Now that I’ve let my nappy hair down, and actually dealt with the word, I realize that I’ve been putting off this subject for a loooong time. I have to wonder, though, whether I should even be having this conversation in “mixed company.” I s’pose I should keep it all in the fam. Fire off an internal memo …

To: Black People, African Americans, Afrikans, Alkebulanians, Nubians, Original Men and Women

CC: Negroes, Coloreds

Re: Niggas …

But hey, when I sit at the intersection, beside a 16-year-old-looking white kid in a brand new convertible Mustang, and I hear DMX blasting from his speakers, shouting ” … right here, my NIGGAS!!!” I shake my head at the strangeness of the world, and come to the realization that white folks need to understand niggas, too.

Any white dudes out there craving some X-game type adrenaline? Here’s something better than jumping off a mountain or backflipping butt-nekkid from a moving snowmobile: Go get with your “cool” black friends, and see if you can slip the N-word into casual conversation. Feel the rush. More likely, feel the bum rush, as you catch a beatdown.

Really, though, even if every brother you come in contact with introduces you to their friends as the coolest whiteboy they know … even if they are comfortable or stupid enough to let you flip that word in their presence … even if you are the most sincere wigger (yes, white folks felt obligated to coin yet another term for white folks who too closely identify with black people and/or culture) to ever crip walk through the mall … even with all that, I can guarantee you’ll find that the use of the N-word, or recognized variants thereof, will precipitate an eventual beatdown.

“But y’all use the word, too!” is the lament. I know. But like I said, we got a right to be conflicted, and y’all need to give us some space until we figure this issue out, aight?

Or maybe we can form a support group with white niggas. Yeah, white folks got niggas, too, they call ’em PWTs. And “trailer trash.” They even got their own rappers now, like Eminem, repping for the trailer park, like his counterparts in the hood represent for the ghetto.

As much as I’d like to see nigger become strictly a museum piece, a hateful, dusty old word that we’d pull out now and then for history lessons, I know that that word is still very much with us. It’s only been around a decade since the “heroes” of the NYPD marched with picket signs calling their mayor, David Dinkins, a nigger. A federal court has just overturned the convictions of three officers involved in the torture of Abner Louima in New York City, in which they shoved a plunger up his rectum and caused major internal injuries. I’m sure they know their way around the N-word.
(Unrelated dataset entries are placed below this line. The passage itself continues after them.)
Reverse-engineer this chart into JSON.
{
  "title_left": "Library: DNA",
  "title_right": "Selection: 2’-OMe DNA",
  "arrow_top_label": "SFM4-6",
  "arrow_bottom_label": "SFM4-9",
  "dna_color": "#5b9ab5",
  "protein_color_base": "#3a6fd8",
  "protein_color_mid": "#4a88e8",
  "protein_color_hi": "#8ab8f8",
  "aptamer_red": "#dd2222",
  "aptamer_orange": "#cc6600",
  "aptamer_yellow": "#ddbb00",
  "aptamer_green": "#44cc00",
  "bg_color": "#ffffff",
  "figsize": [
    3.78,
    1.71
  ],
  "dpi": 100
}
What will become of “niggas”? Niggas will have to decide that for themselves. If left to the status quo, niggas will stay niggas, and in fact strive to be more niggafied. And in 20 years, maybe no one will recall the original n-word. Or, the government could decide to pay reparations to black Americans, prompting a huge surge in the amount of niggas on the census. Until then, I’ll keep asking niggas to stop saying “nigga.”

If any niggas are reading I hope I’ve made them at least think about if they really want to be “niggas.” I hope so. More than likely, though, they’ll just be looking at me like, “Nigga, PLEASE!”

Derek Jennings lives in Raleigh and is frequent contributor to The Independent.